Publié le 14 novembre 2022
A voir la réalité à l’Hôpital Joseph Ravoahangy Andrianavalona (HJRA), l’accès au soin pour tous s’avère difficile. Néanmoins, parmi la devise du régime actuel, on a l’accès à la santé de qualité pour tous. Ceux qui ont des patients à HJRA se plaignent actuellement de l’augmentation du droit de parking à 500 Ariary par heure, soit 12 000 Ariary par jour. Les responsables arrondissent leurs fins de mois. Il n’y a plus aucune prise de considération de la population malgache. Les gens qui vont à l’hôpital et qui ont des proches malades ou qui y vont pour un traitement, se font escamoter. Il y a toujours un point d’équilibre dans le système de santé à Madagascar. Les riches sont en mesure de payer toutes les dépenses, mais les pauvres n’ont même pas les moyens de se soigner à cause de la spéculation et risquent le pire.

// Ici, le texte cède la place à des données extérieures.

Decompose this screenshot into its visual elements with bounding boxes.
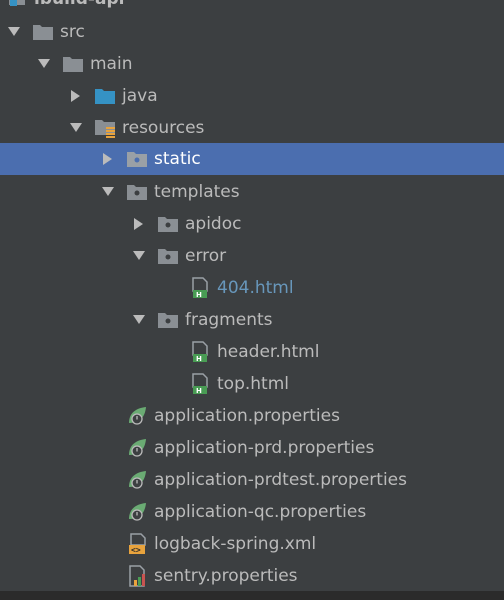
chevron-right-icon[interactable] [68, 88, 84, 104]
tree-item-src[interactable]: src [0, 16, 504, 48]
tree-item-label: main [90, 54, 133, 74]
properties-file-icon [126, 565, 148, 587]
tree-item-label: src [60, 22, 85, 42]
tree-item-label: top.html [217, 374, 289, 394]
spring-leaf-icon [126, 469, 148, 491]
folder-dot-icon [157, 309, 179, 331]
chevron-right-icon[interactable] [131, 216, 147, 232]
tree-item-application-prdtest-properties[interactable]: application-prdtest.properties [0, 464, 504, 496]
tree-item-label: error [185, 246, 227, 266]
spring-leaf-icon [126, 405, 148, 427]
bottom-edge-strip [0, 591, 504, 600]
tree-item-fragments[interactable]: fragments [0, 304, 504, 336]
tree-item-resources[interactable]: resources [0, 112, 504, 144]
tree-item-label: application-qc.properties [154, 502, 367, 522]
spring-leaf-icon [126, 501, 148, 523]
tree-item-404-html[interactable]: H 404.html [0, 272, 504, 304]
chevron-right-icon[interactable] [100, 151, 116, 167]
folder-dot-icon [157, 213, 179, 235]
tree-item-label: application.properties [154, 406, 340, 426]
tree-item-templates[interactable]: templates [0, 176, 504, 208]
tree-item-label: application-prd.properties [154, 438, 375, 458]
folder-dot-icon [126, 181, 148, 203]
tree-item-root[interactable]: ibuild-api [0, 0, 504, 15]
tree-item-logback-spring-xml[interactable]: <> logback-spring.xml [0, 528, 504, 560]
tree-item-label: header.html [217, 342, 320, 362]
folder-icon [32, 21, 54, 43]
html-file-icon: H [189, 341, 211, 363]
folder-icon [62, 53, 84, 75]
tree-item-label: ibuild-api [34, 0, 124, 9]
chevron-down-icon[interactable] [36, 56, 52, 72]
resources-folder-icon [94, 117, 116, 139]
folder-dot-icon [157, 245, 179, 267]
chevron-down-icon[interactable] [131, 312, 147, 328]
tree-item-top-html[interactable]: H top.html [0, 368, 504, 400]
chevron-down-icon[interactable] [100, 184, 116, 200]
source-folder-icon [94, 85, 116, 107]
tree-item-label: resources [122, 118, 205, 138]
tree-item-label: templates [154, 182, 240, 202]
tree-item-label: 404.html [217, 278, 294, 298]
tree-item-error[interactable]: error [0, 240, 504, 272]
svg-text:H: H [196, 387, 202, 395]
tree-item-label: application-prdtest.properties [154, 470, 407, 490]
html-file-icon: H [189, 373, 211, 395]
tree-item-application-properties[interactable]: application.properties [0, 400, 504, 432]
chevron-down-icon[interactable] [6, 24, 22, 40]
module-icon [6, 0, 28, 10]
project-tree: ibuild-api src main [0, 0, 504, 600]
tree-item-main[interactable]: main [0, 48, 504, 80]
tree-item-label: fragments [185, 310, 273, 330]
tree-item-application-prd-properties[interactable]: application-prd.properties [0, 432, 504, 464]
tree-item-label: java [122, 86, 158, 106]
tree-item-static[interactable]: static [0, 143, 504, 175]
tree-item-label: apidoc [185, 214, 242, 234]
xml-file-icon: <> [126, 533, 148, 555]
tree-item-sentry-properties[interactable]: sentry.properties [0, 560, 504, 592]
html-file-icon: H [189, 277, 211, 299]
tree-item-java[interactable]: java [0, 80, 504, 112]
tree-item-label: logback-spring.xml [154, 534, 317, 554]
tree-item-label: sentry.properties [154, 566, 298, 586]
svg-text:<>: <> [131, 546, 141, 555]
tree-item-application-qc-properties[interactable]: application-qc.properties [0, 496, 504, 528]
tree-item-apidoc[interactable]: apidoc [0, 208, 504, 240]
spring-leaf-icon [126, 437, 148, 459]
chevron-down-icon[interactable] [131, 248, 147, 264]
folder-dot-icon [126, 148, 148, 170]
svg-text:H: H [196, 355, 202, 363]
chevron-down-icon[interactable] [68, 120, 84, 136]
tree-item-label: static [154, 149, 201, 169]
tree-item-header-html[interactable]: H header.html [0, 336, 504, 368]
svg-text:H: H [196, 291, 202, 299]
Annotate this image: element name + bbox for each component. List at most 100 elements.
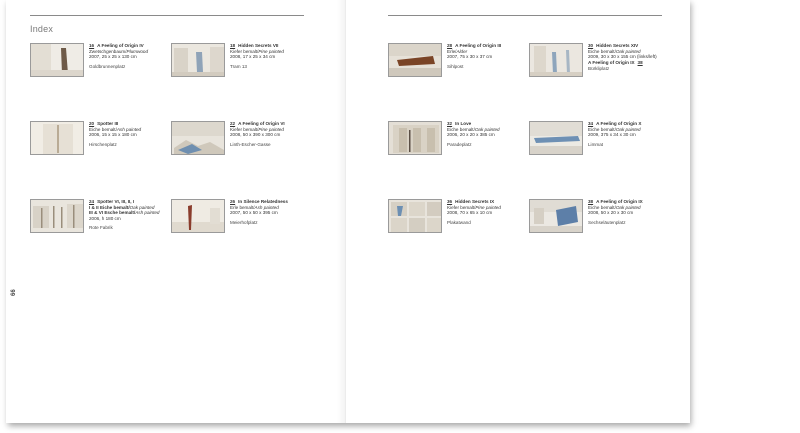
entry-material-en: Pine painted — [475, 204, 501, 210]
entry-extra-page-ref[interactable]: 38 — [638, 60, 643, 65]
entry-location: Paradeplatz — [447, 141, 472, 147]
entry-material: Eiche bemalt — [588, 204, 615, 210]
index-entry[interactable]: 32 In Love Eiche bemalt/Oak painted 2006,… — [388, 121, 528, 161]
entry-location: Rote Fabrik — [89, 225, 113, 231]
artwork-thumbnail[interactable] — [30, 199, 84, 233]
artwork-thumbnail[interactable] — [529, 43, 583, 77]
entry-dims: 2008, 17 x 25 x 34 cm — [230, 54, 276, 60]
entry-dims: 2006, 20 x 20 x 385 cm — [447, 132, 495, 138]
entry-location: Sechseläutenplatz — [588, 219, 626, 225]
entry-material-2-en: Ash painted — [135, 210, 160, 216]
entry-page-ref[interactable]: 36 — [447, 199, 452, 204]
entry-title: Spotter VI, III, II, I — [97, 199, 135, 204]
entry-info: 36 Hidden Secrets IX Kiefer bemalt/Pine p… — [447, 199, 533, 225]
entry-dims: 2007, 75 x 30 x 37 cm — [447, 54, 493, 60]
entry-title: Spotter III — [97, 121, 119, 126]
entry-material: Kiefer bemalt — [230, 48, 258, 54]
entry-page-ref[interactable]: 32 — [447, 121, 452, 126]
entry-page-ref[interactable]: 16 — [89, 43, 94, 48]
artwork-thumbnail[interactable] — [388, 43, 442, 77]
entry-material: Kiefer bemalt — [447, 204, 475, 210]
entry-title: A Feeling of Origin IV — [97, 43, 144, 48]
entry-info: 26 In Silence Relatedness Erle bemalt/Ash… — [230, 199, 316, 225]
entry-page-ref[interactable]: 26 — [230, 199, 235, 204]
entry-dims: 2006, h 180 cm — [89, 215, 121, 221]
entry-page-ref[interactable]: 38 — [588, 199, 593, 204]
entry-material: Erle — [447, 48, 456, 54]
entry-info: 24 Spotter VI, III, II, I I & II Eiche be… — [89, 199, 175, 231]
entry-title: In Love — [455, 121, 472, 126]
right-page: 28 A Feeling of Origin III Erle/Alder 200… — [345, 0, 690, 423]
entry-title: A Feeling of Origin III — [455, 43, 502, 48]
entry-material-en: Oak painted — [615, 48, 641, 54]
left-page: Index 66 16 A Feeling of Origin IV Zwetsc… — [6, 0, 345, 423]
index-entry[interactable]: 18 Hidden Secrets VII Kiefer bemalt/Pine … — [171, 43, 311, 83]
entry-material-en: Oak painted — [474, 126, 500, 132]
entry-info: 38 A Feeling of Origin IX Eiche bemalt/Oa… — [588, 199, 674, 225]
entry-page-ref[interactable]: 30 — [588, 43, 593, 48]
entry-page-ref[interactable]: 28 — [447, 43, 452, 48]
index-entry[interactable]: 16 A Feeling of Origin IV Zwetschgenbaum/… — [30, 43, 170, 83]
entry-material-en: Oak painted — [615, 126, 641, 132]
entry-material-2: III & VI Esche bemalt — [89, 210, 134, 216]
entry-info: 34 A Feeling of Origin X Eiche bemalt/Oak… — [588, 121, 674, 147]
entry-info: 30 Hidden Secrets XIV Eiche bemalt/Oak pa… — [588, 43, 674, 72]
entry-page-ref[interactable]: 24 — [89, 199, 94, 204]
artwork-thumbnail[interactable] — [171, 121, 225, 155]
entry-material: Eiche bemalt — [89, 126, 116, 132]
index-entry[interactable]: 30 Hidden Secrets XIV Eiche bemalt/Oak pa… — [529, 43, 669, 83]
entry-dims: 2006, 15 x 15 x 180 cm — [89, 132, 137, 138]
entry-material: Eiche bemalt — [447, 126, 474, 132]
artwork-thumbnail[interactable] — [529, 199, 583, 233]
artwork-thumbnail[interactable] — [30, 121, 84, 155]
artwork-thumbnail[interactable] — [30, 43, 84, 77]
entry-dims: 2008, 50 x 20 x 30 cm — [588, 210, 634, 216]
entry-info: 22 A Feeling of Origin VI Kiefer bemalt/P… — [230, 121, 316, 147]
entry-location: Sihlpost — [447, 63, 464, 69]
index-entry[interactable]: 28 A Feeling of Origin III Erle/Alder 200… — [388, 43, 528, 83]
entry-dims: 2008, 70 x 65 x 10 cm — [447, 210, 493, 216]
entry-location: Bürkliplatz — [588, 66, 610, 72]
index-entry[interactable]: 26 In Silence Relatedness Erle bemalt/Ash… — [171, 199, 311, 239]
entry-page-ref[interactable]: 22 — [230, 121, 235, 126]
entry-page-ref[interactable]: 20 — [89, 121, 94, 126]
entry-title: Hidden Secrets IX — [455, 199, 495, 204]
entry-location: Limmat — [588, 141, 604, 147]
entry-info: 20 Spotter III Eiche bemalt/Ash painted 2… — [89, 121, 175, 147]
artwork-thumbnail[interactable] — [171, 43, 225, 77]
index-entry[interactable]: 24 Spotter VI, III, II, I I & II Eiche be… — [30, 199, 170, 239]
entry-title: A Feeling of Origin IX — [596, 199, 643, 204]
top-rule — [388, 15, 662, 16]
index-entry[interactable]: 36 Hidden Secrets IX Kiefer bemalt/Pine p… — [388, 199, 528, 239]
entry-info: 28 A Feeling of Origin III Erle/Alder 200… — [447, 43, 533, 69]
entry-title: In Silence Relatedness — [238, 199, 288, 204]
entry-title: A Feeling of Origin VI — [238, 121, 285, 126]
entry-material: I & II Eiche bemalt — [89, 204, 129, 210]
entry-material-en: Pine painted — [258, 126, 284, 132]
entry-info: 32 In Love Eiche bemalt/Oak painted 2006,… — [447, 121, 533, 147]
artwork-thumbnail[interactable] — [529, 121, 583, 155]
entry-location: Goldbrunnenplatz — [89, 63, 126, 69]
entry-material: Eiche bemalt — [588, 48, 615, 54]
entry-dims: 2009, 375 x 34 x 30 cm — [588, 132, 636, 138]
index-entry[interactable]: 38 A Feeling of Origin IX Eiche bemalt/Oa… — [529, 199, 669, 239]
index-entry[interactable]: 22 A Feeling of Origin VI Kiefer bemalt/P… — [171, 121, 311, 161]
entry-dims: 2008, 50 x 390 x 300 cm — [230, 132, 281, 138]
entry-material-en: Oak painted — [615, 204, 641, 210]
artwork-thumbnail[interactable] — [388, 121, 442, 155]
entry-location: Tram 13 — [230, 63, 247, 69]
entry-page-ref[interactable]: 18 — [230, 43, 235, 48]
artwork-thumbnail[interactable] — [388, 199, 442, 233]
page-number: 66 — [11, 289, 17, 296]
index-entry[interactable]: 34 A Feeling of Origin X Eiche bemalt/Oak… — [529, 121, 669, 161]
index-entry[interactable]: 20 Spotter III Eiche bemalt/Ash painted 2… — [30, 121, 170, 161]
index-heading: Index — [30, 24, 54, 34]
entry-material-en: Oak painted — [129, 204, 155, 210]
entry-dims: 2007, 50 x 50 x 395 cm — [230, 210, 278, 216]
entry-material: Erle bemalt — [230, 204, 254, 210]
artwork-thumbnail[interactable] — [171, 199, 225, 233]
entry-page-ref[interactable]: 34 — [588, 121, 593, 126]
entry-material-en: Pine painted — [258, 48, 284, 54]
book-spread: Index 66 16 A Feeling of Origin IV Zwetsc… — [6, 0, 690, 423]
entry-material: Eiche bemalt — [588, 126, 615, 132]
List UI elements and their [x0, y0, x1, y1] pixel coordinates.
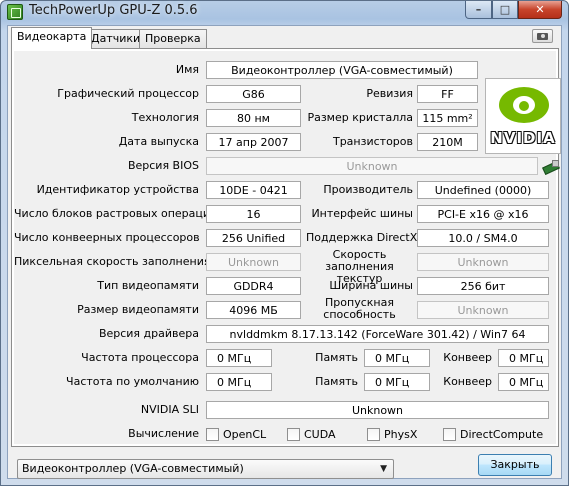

Tous les sacrifices sont vécus au niveau des hôpitaux publics. En vérité, les hôpitaux publics ne sont pas faits pour les pauvres. Les patients ne sont pas traités comme il faut s’ils n’ont pas d’argent. Les services d’urgence dans les hôpitaux publics n’ont pas du tout respecté les consignes de Mamimbahaoka imposant que tous les soins primaires soient gratuits. Un discours comme de l’eau sur le dos d’un canard. Les frais des premiers soins sont toujours taxés aux patients. Il n’y a aucun contrôle de la part du chef de l’hôpital. L’irresponsabilité du ministre de la Santé Publique, Zely Randriamanantany est également pointé du doigt. Dans la Grande Ile, la santé publique est peu développée et la qualité des services de santé laisse beaucoup à désirer. Il y a régulièrement pénurie de médicaments et de fournitures essentielles, et les structures d’urgence font défaut. La capacité du gouvernement à planifier efficacement et à gérer les programmes de santé est faible. On parle aussi de médicaments sains et accessibles pour tous, mais ce n’est pas du tout le cas. Les marges sur les prix des médicaments ne doivent pas dépasser 35% alors que la plupart des pharmacies prennent 50%, sinon plus, et aucune autorité ne les contrôle.
Certes, le ministère de la Santé Publique doit faire preuve de sa raison d’être par rapport au déficit du secteur de la santé dans le pays. Aucune amélioration du domaine de la santé n’est perçue jusqu’à maintenant. La qualité de service des membres du personnel de la santé est toujours pointée du doigt, sans parler des cris et de la maltraitance des malades. Le droit de parking ne fait qu’alourdir les peines des familles des malades.